Load the raw unpreprocessed training and test datasets to train a classifier with __AutoGluon TabularPrediction__:

In [2]:
from autogluon import TabularPrediction as task

train_data = task.Dataset(file_path='../../DATA/NLP/EMBK-NLP-FINAL-TRAIN-CSV.csv')
test_data = task.Dataset(file_path='../../DATA/NLP/EMBK-NLP-FINAL-TEST-CSV.csv')

# For speed, grab a small subset of the dataset
train_data = train_data.head(1000)

# Also for speed, change the default hyperparameters
# hyp = {'NN': {'num_epochs': 500}, 'GBM': {'num_boost_round': 10000}, 'CAT': {'iterations': 10000}, 'RF': {'n_estimators': 300}, 'XT': {'n_estimators': 300}, 'KNN': {}, 'custom': ['GBM']}
hyp = {'NN':{}, 'GBM':{}, 'CAT':{}, 'RF':{}, 'XT':{}}

# Decrease training time by up to 20x, switching from AutoGluon's default attempt to select optimal num_bagging_folds and stack_ensemble_levels based on data properties. 
auto_stack = True 

predictor = task.fit(train_data = train_data, label = 'isPositive', 
                     auto_stack = auto_stack, hyperparameters = hyp)
performance = predictor.evaluate(test_data)
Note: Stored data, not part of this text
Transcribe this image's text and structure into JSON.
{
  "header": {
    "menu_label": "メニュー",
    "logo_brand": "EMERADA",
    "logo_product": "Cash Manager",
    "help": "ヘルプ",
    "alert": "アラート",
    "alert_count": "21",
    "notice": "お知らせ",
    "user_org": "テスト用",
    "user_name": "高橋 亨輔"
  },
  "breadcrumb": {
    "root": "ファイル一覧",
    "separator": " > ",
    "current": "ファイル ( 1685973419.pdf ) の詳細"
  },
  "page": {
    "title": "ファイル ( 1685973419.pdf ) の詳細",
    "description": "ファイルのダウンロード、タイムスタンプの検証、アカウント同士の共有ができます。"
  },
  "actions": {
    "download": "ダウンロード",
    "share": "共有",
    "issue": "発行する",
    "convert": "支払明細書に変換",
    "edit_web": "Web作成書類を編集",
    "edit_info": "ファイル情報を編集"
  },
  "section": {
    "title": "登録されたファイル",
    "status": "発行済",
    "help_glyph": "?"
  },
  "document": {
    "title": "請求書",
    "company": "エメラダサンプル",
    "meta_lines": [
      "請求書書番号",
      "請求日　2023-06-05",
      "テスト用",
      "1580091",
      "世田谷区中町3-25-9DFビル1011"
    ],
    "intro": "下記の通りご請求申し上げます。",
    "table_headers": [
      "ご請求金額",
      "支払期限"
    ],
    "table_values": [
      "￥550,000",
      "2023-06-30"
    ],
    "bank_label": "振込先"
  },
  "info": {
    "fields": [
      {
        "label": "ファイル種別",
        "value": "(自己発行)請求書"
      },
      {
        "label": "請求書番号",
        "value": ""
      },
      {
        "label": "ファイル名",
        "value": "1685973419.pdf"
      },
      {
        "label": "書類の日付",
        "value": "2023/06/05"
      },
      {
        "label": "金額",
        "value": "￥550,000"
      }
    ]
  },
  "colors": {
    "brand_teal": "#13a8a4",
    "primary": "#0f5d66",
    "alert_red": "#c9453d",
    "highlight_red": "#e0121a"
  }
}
Loaded data from: ../../DATA/NLP/EMBK-NLP-FINAL-TRAIN-CSV.csv | Columns = 6 / 6 | Rows = 70000 -> 70000
Loaded data from: ../../DATA/NLP/EMBK-NLP-FINAL-TEST-CSV.csv | Columns = 6 / 6 | Rows = 8000 -> 8000
No output_directory specified. Models will be saved in: AutogluonModels/ag-20200212_022149/
Beginning AutoGluon training ...
AutoGluon will save models to AutogluonModels/ag-20200212_022149/
Train Data Rows:    1000
Train Data Columns: 6
Preprocessing data ...
Here are the first 10 unique label values in your data:  [1. 0.]
AutoGluon infers your prediction problem is: binary  (because only two unique label-values observed)
If this is wrong, please specify `problem_type` argument in fit() instead (You may specify problem_type as one of: ['binary', 'multiclass', 'regression'])
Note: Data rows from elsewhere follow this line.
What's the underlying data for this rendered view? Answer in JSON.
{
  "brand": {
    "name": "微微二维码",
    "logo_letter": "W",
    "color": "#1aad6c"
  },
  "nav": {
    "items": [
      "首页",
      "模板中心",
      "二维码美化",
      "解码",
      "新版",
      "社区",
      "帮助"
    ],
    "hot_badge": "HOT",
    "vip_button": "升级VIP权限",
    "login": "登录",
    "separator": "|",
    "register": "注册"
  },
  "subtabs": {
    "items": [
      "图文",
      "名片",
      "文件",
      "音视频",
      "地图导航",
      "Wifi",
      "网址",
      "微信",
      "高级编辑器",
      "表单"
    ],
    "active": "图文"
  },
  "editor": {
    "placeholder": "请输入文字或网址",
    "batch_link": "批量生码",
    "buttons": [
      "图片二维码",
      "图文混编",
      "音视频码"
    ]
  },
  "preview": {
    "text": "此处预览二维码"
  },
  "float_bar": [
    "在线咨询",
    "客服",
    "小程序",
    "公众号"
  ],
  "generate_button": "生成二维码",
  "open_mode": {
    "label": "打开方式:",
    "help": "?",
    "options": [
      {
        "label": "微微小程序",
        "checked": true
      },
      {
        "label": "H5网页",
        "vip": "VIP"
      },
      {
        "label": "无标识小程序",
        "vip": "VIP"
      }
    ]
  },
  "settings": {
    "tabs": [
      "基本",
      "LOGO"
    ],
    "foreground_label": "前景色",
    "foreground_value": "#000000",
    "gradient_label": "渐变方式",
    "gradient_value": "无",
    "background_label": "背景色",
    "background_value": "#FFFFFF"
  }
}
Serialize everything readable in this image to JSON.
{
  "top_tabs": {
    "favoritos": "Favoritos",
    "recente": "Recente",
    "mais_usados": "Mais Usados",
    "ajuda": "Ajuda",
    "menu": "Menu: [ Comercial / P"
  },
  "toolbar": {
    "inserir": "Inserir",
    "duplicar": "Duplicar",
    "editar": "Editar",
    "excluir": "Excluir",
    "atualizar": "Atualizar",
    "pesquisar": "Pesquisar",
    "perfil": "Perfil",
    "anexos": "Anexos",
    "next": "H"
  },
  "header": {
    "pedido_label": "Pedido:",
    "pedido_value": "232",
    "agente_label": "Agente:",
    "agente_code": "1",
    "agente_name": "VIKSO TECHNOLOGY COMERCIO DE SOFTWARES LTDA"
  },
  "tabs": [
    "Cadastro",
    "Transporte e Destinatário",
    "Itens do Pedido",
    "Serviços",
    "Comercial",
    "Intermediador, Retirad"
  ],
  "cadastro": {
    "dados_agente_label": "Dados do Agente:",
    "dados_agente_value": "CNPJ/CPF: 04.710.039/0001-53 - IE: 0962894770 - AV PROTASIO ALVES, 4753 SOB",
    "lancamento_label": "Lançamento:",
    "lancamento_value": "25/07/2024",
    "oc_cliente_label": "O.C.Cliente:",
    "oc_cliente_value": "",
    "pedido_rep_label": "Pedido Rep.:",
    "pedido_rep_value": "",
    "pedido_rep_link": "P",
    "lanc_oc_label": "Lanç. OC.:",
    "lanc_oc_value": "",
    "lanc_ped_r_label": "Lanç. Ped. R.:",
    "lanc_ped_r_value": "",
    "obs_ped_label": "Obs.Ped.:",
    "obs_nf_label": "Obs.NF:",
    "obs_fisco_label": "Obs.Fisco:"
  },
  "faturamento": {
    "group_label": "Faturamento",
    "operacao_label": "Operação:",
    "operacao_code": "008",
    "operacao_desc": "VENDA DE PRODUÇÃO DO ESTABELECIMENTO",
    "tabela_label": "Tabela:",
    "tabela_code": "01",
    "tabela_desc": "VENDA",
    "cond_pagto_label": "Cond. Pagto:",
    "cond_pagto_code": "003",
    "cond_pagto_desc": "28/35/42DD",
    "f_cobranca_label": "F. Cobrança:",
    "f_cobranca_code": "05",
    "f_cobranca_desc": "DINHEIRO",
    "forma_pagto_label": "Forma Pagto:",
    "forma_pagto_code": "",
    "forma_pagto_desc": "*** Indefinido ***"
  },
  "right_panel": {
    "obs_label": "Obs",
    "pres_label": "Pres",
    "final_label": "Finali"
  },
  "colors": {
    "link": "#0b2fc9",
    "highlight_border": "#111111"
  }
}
Selected class <--> label mapping:  class 1 = 1, class 0 = 0
Feature Generator processed 1000 data points with 441 features
Original Features:
	object features: 2
	bool features: 1
	int features: 1
	float feature

Predictive performance on given dataset: accuracy = 0.8205


In [9]:
# Deleting notebook artifacts
! rm -rf AutogluonModels
! rm -rf catboost_info
! rm -rf dask-worker-space